I see two warriors fighting the enemy back to back and doggedly holding their ground until angelic reinforcements arrive and cause the last few demons to flee. Something like that end scene from Lord of the Rings with Frodo and Sam on the Mount of Doom, huddling together and thinking this is where they will die, comes to mind.

Start Practicing These Now While You’re Dating

  1. The primary priority: Make sure your life goals and ministries are aligned and going in the same direction. How can two walk together unless they agree? Amos 3:3
  2. Spiritual disciplines. Weave your spiritual lives together under the skillful guidance of a holy and loving God. Go to church together regularly. Read and study your Bibles together regularly. Pray with each other and for each other regularly. Serve in at least one ministry together regularly. Keyword: regularly.
  3. Community. Smart couples quickly learn that “we” are more important than “me.” Learn to make important decisions together.
  4. Communication. Communicate routinely and effectively. Learn to make time together a priority so that you can communicate and enjoy each other’s company.
  5. Sharing. Learn to share responsibilities as well as attention and power. Support each other’s careers and any separate ministries. Adam and Eve originally shared their responsibilities equally, and so can you.
  6. Sacrifice. Learn to sacrificially serve each other, and, as a couple, serve others. That’s how others will know you both belong to Jesus.
  7. Conflict resolution. Let God’s love for you teach you how to resolve conflicts without the same person giving in all the time. Listening, clarifying, and negotiating are not the same as arguing, compromising, and capitulating. When a conflict is resolved properly, both sides win.

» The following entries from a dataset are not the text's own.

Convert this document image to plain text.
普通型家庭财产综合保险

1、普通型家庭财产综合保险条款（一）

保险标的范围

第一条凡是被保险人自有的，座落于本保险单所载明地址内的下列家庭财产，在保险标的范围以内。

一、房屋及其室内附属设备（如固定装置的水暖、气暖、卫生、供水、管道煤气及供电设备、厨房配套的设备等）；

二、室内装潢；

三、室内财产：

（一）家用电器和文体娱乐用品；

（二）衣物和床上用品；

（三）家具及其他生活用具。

  8. Strengths perspective. Encourage and work with each other’s strengths. Build up and lean on their strengths. Help guard their hearts and weaknesses.
  9. Distractions. There will be distractions. You will begin to recognize them sooner than later as they become more regular, until the enemy realizes these tactics will no longer work.
  10. Back-up. Back each other up. Refuse to gossip behind each other’s backs. Refer to your sweetheart often in conversations with the opposite sex, and try not to spend time alone together with the opposite sex. Such cautions have saved many marriages, including Billy & Ruth Graham’s.